Ce n’est au début qu’un grondement étouffé et lointain, à peine perceptible jusqu’à ce que la lumière ne commence à vaciller. Le ciel s’assombrit et les ombres peu à peu s’éteignent, vaincues par une semi-obscurité laiteuse et brillante.
C’est alors que l’on commence à sentir le vent se faire plus insistant, qu’on l’entend souffler plus bruyamment dans les arbres, qu’on le voit bousculer les feuilles des pivoines, disloquer les roses passées, encore sur leur tige, dispersant sans dessein leurs pétales fanés aux barrières du jardin.
La chemise se met à claquer sur la peau comme une voile par gros temps, les cheveux s’ébouriffent, on sent au fond de soi comme l’imminence d’un petit drame anodin. Peut-être d’une libération aussi. L’air est encore doux mais on sent poindre comme une odeur humide, d’herbe mouillée ou de rosée du matin. Une soudaine fraîcheur inattendue et vive qui vous saisit.
On lève les yeux, la rumeur sourde se fait fracas et la course des nuages s’accélère subitement, ils passent sur nos têtes comme à bride abattue dans un ciel trop chargé de gris. C’est le signal de la débandade.
On se précipite dans la maison, grimpe les escaliers comme un chat affolé pour fermer en catastrophe les fenêtres des chambres qui commencent déjà à battre la chamade. On fonce dans le jardin pour rapatrier les chaises longues, les journaux envolés, les verres dans le gazon et les livres de poche. Les enfants courent en zig-zag, ramassent leurs pulls qui formaient de beaux embuts et emportent le ballon avec eux en riant. « Les voitures sont-elles bien fermées ? » On sent les premières gouttes, chaudes, éparses et aléatoires qui clappent sur les épaules, la tête et les bras découverts. Puis leur rythme s’emballe.
On se retrouve alors, tous haletants, dans le salon dont on allume les lampes en plein milieu d’une après-midi de Printemps.

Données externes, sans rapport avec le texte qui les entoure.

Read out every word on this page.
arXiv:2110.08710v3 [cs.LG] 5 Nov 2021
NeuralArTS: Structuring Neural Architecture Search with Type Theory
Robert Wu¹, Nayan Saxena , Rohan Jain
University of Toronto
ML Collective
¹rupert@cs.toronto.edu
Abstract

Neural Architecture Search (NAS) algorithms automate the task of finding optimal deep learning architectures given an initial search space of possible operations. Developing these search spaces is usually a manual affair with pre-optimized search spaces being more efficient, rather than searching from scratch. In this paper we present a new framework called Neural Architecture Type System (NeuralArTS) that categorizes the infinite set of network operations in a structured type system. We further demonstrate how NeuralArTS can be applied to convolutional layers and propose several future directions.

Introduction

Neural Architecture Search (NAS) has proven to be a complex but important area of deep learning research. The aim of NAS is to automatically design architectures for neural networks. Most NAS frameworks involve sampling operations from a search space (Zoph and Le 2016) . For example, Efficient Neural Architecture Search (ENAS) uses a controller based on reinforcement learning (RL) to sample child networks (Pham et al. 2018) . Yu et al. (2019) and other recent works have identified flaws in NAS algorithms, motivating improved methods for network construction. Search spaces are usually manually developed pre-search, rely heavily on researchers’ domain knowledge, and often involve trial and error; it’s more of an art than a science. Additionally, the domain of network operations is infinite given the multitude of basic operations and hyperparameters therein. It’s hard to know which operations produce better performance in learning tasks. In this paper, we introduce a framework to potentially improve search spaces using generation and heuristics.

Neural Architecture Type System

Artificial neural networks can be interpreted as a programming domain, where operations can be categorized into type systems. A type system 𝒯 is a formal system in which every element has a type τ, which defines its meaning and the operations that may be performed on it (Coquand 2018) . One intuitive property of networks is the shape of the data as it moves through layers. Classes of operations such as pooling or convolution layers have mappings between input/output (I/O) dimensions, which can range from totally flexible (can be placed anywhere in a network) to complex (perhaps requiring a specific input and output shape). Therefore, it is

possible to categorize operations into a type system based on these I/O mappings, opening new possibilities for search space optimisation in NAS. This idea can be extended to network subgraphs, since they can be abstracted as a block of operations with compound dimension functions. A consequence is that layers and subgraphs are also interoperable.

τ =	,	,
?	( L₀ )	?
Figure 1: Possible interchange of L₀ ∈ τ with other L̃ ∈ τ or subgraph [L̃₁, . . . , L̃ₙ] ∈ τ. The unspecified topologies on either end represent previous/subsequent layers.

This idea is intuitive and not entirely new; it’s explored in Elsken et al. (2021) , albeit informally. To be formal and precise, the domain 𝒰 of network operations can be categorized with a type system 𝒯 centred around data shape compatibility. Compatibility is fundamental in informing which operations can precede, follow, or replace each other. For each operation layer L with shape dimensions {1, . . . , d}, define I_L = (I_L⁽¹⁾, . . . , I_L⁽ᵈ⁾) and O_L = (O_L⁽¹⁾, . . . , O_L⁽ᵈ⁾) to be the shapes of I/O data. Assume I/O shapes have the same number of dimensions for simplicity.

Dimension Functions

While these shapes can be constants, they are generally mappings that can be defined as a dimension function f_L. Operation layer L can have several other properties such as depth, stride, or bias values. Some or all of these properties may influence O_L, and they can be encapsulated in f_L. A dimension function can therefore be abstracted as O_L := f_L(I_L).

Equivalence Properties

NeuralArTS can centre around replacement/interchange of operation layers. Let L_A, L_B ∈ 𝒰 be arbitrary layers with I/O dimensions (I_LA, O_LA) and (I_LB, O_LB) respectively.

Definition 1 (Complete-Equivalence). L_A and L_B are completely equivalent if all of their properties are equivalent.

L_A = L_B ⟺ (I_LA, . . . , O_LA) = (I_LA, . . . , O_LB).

C’est comme un soir prématuré, une parenthèse de pénombre dans un jour en plein soleil, une sommation au repli, presque au recueillement. Les plus âgés reprennent leur lecture dans les fauteuils, les plus jeunes se collent aux fenêtres pour regarder se déchaîner la pluie, maintenant battante contre les carreaux. Un volet blanc mal attaché claque devant une des fenêtres faisant sursauter les enfants qui reculent d’instinct.

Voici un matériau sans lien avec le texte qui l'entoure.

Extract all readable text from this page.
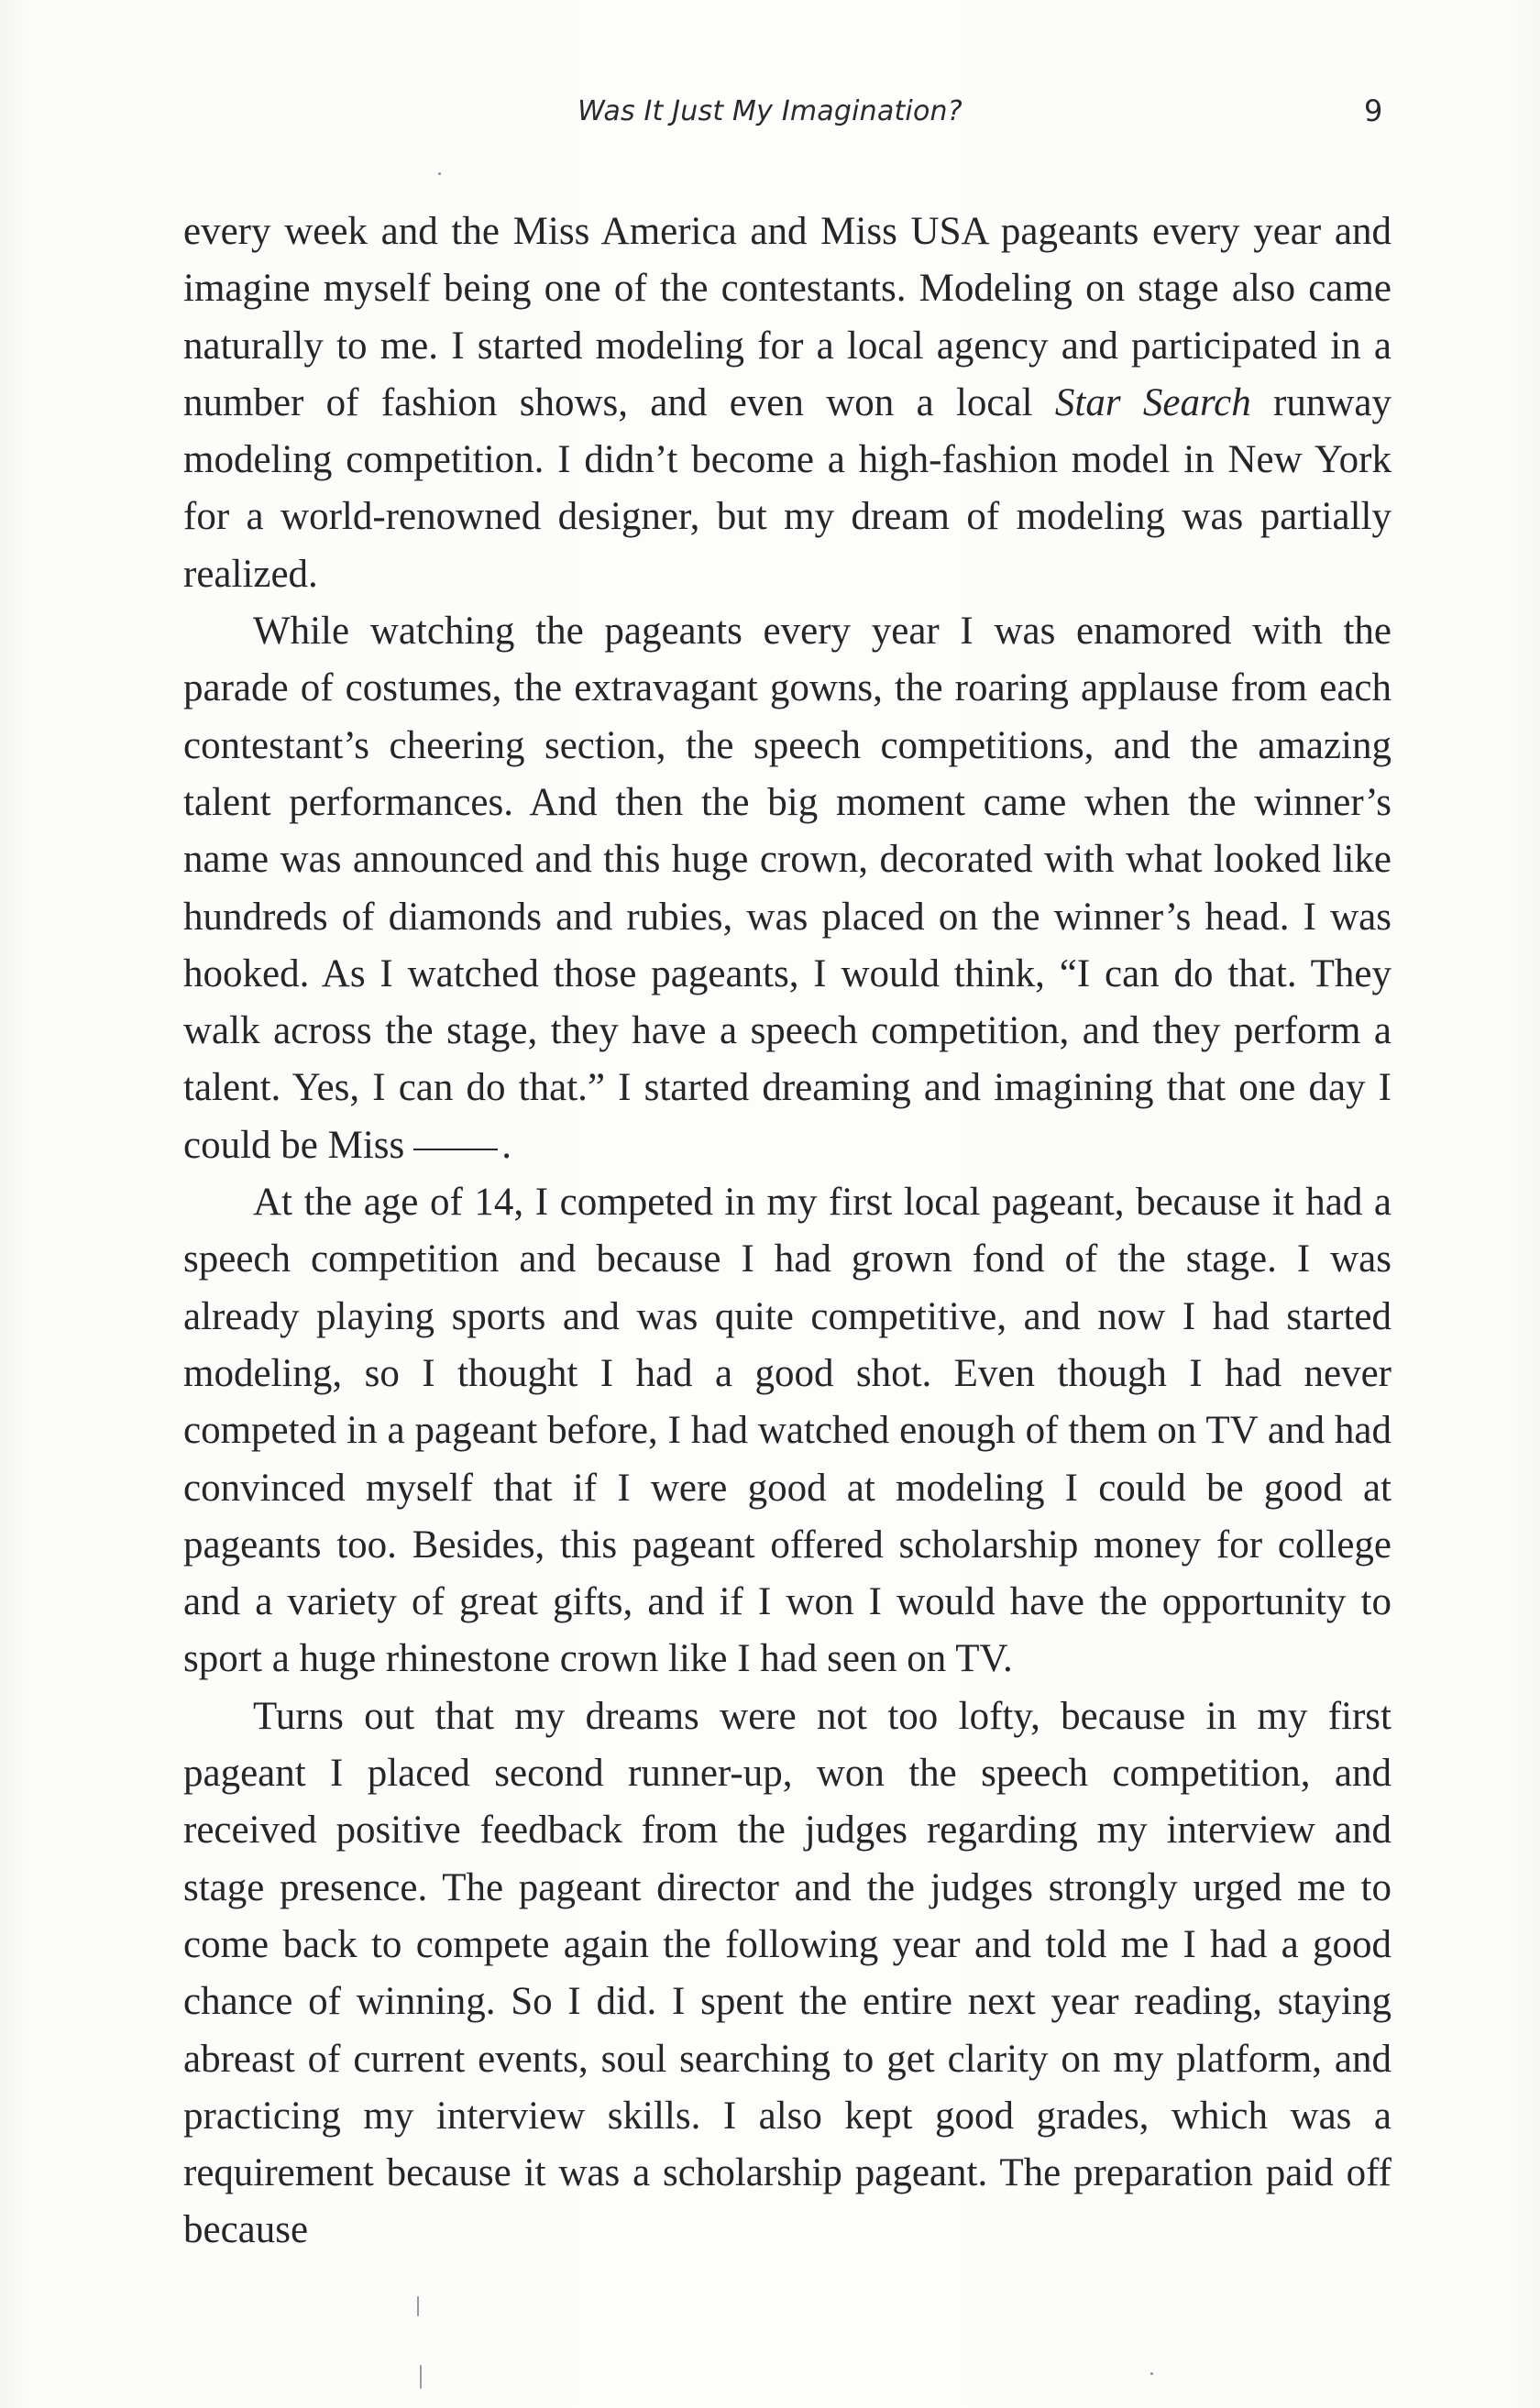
Was It Just My Imagination?	9

every week and the Miss America and Miss USA pageants every year and imagine myself being one of the contestants. Modeling on stage also came naturally to me. I started modeling for a local agency and participated in a number of fashion shows, and even won a local Star Search runway modeling competition. I didn’t become a high-fashion model in New York for a world-renowned designer, but my dream of modeling was partially realized.

While watching the pageants every year I was enamored with the parade of costumes, the extravagant gowns, the roaring applause from each contestant’s cheering section, the speech competitions, and the amazing talent performances. And then the big moment came when the winner’s name was announced and this huge crown, decorated with what looked like hundreds of diamonds and rubies, was placed on the winner’s head. I was hooked. As I watched those pageants, I would think, “I can do that. They walk across the stage, they have a speech competition, and they perform a talent. Yes, I can do that.” I started dreaming and imagining that one day I could be Miss .

At the age of 14, I competed in my first local pageant, because it had a speech competition and because I had grown fond of the stage. I was already playing sports and was quite competitive, and now I had started modeling, so I thought I had a good shot. Even though I had never competed in a pageant before, I had watched enough of them on TV and had convinced myself that if I were good at modeling I could be good at pageants too. Besides, this pageant offered scholarship money for college and a variety of great gifts, and if I won I would have the opportunity to sport a huge rhinestone crown like I had seen on TV.

Turns out that my dreams were not too lofty, because in my first pageant I placed second runner-up, won the speech competition, and received positive feedback from the judges regarding my interview and stage presence. The pageant director and the judges strongly urged me to come back to compete again the following year and told me I had a good chance of winning. So I did. I spent the entire next year reading, staying abreast of current events, soul searching to get clarity on my platform, and practicing my interview skills. I also kept good grades, which was a requirement because it was a scholarship pageant. The preparation paid off because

Aux abords le vent fait plier les massifs, secoue les jeunes arbres, le tonnerre déclenche sa canonnade dès que la pluie se fait grêle et mitraille. Mais au milieu de cette soudaine tourmente, de ce tumulte assourdissant, c’est le calme qui frappe dans la maison. Silence. Attente. On ne veut rien ajouter à cette excitation imprévue qui nous laisse muets. Surtout ne rien commenter. On regarde au dehors à travers les gros murs de pierre le jardin qui tangue et on se sent bien. Au chaud, à l’abri. Car c’est toute une métaphore du monde qui se met en place en quelques minutes. Le sentiment apaisant de se sentir en sécurité dans un environnement qui nous échappe, menaçant et brutal.

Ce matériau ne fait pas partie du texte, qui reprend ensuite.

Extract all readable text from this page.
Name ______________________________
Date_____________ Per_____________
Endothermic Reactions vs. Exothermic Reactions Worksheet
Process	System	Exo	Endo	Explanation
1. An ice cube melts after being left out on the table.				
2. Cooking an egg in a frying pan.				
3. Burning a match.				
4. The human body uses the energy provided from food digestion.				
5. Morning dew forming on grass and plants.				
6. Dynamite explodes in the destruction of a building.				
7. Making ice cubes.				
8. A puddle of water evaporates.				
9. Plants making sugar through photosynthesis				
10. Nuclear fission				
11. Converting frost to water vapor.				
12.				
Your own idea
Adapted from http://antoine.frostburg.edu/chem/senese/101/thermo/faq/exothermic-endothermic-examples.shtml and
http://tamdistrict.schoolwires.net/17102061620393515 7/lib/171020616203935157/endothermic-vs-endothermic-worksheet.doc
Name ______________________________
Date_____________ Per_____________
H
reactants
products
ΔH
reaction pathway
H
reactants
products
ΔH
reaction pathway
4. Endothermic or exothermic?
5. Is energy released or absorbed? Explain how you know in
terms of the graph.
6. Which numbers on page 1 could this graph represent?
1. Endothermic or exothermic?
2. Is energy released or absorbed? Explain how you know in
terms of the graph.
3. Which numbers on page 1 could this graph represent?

Puis le vacarme s’apaise, les flots déversés se ratatinent, les magnolias se redressent, un rayon de soleil, éclaireur en échappée solitaire, déchire les nuages. Et c’est l’inondation de lumière en un claquement de doigts. Le retour du beau temps. On peut alors rouvrir la porte et s’enivrer du parfum de la pluie après l’orage.Cela n’aura duré que quelques dizaines de minutes, mais en fin de compte on aurait bien aimé profiter un peu plus de ce calme inattendu, de cette retraite impérative. De ce calme dans la tempête.
Illustration : John Constable – Clouds Study (1822)
on peut rester aussi dessous à se faire saucer tout son soûl...
merci pour cette jolie ode à l'orage.
Rédigé par : bv | 16 mai 2007 à 03:17
J'aime ces quelques minutes où la lumière, qui me rappelle invariablement, sans que je sache si mon impression est juste, une éclipse solaire, annonce l'imminence de l'orage.
Rédigé par : katar | 16 mai 2007 à 11:37
la campagne me manque...
les orages sont moins savoureux à paris !
Rédigé par : solenne | 16 mai 2007 à 12:49
Magnifique prose ! on aurait presqu'envie d'avoir un orage pour goûter à tout cela !
Merci
Rédigé par : thaïs | 16 mai 2007 à 18:46
J'aime beaucoup comment tu racontes l'orage...
Rédigé par : Mlle E | 17 mai 2007 à 00:41
Extra!
Serait-ce l'orage de dimanche dernier, par hasard?
Rédigé par : Chrisos | 17 mai 2007 à 10:10
Je dirai même que j'ai envie d'un orage, là, tout de suite...
(rien à voir, mais, as-tu lu "la femme du Vè" ? Je suis une inconditionnelle de D. Kennedy, je vais bien sûr aller l'acheter, mais j'ai entendu quelques mauvaises critiques. T'en penses quoi, toi ?)
Rédigé par : violette | 18 mai 2007 à 15:39
Un très joli post qui me fait frissonner ... Encore et encore ! Esperons que d'autres articles du même type suivront.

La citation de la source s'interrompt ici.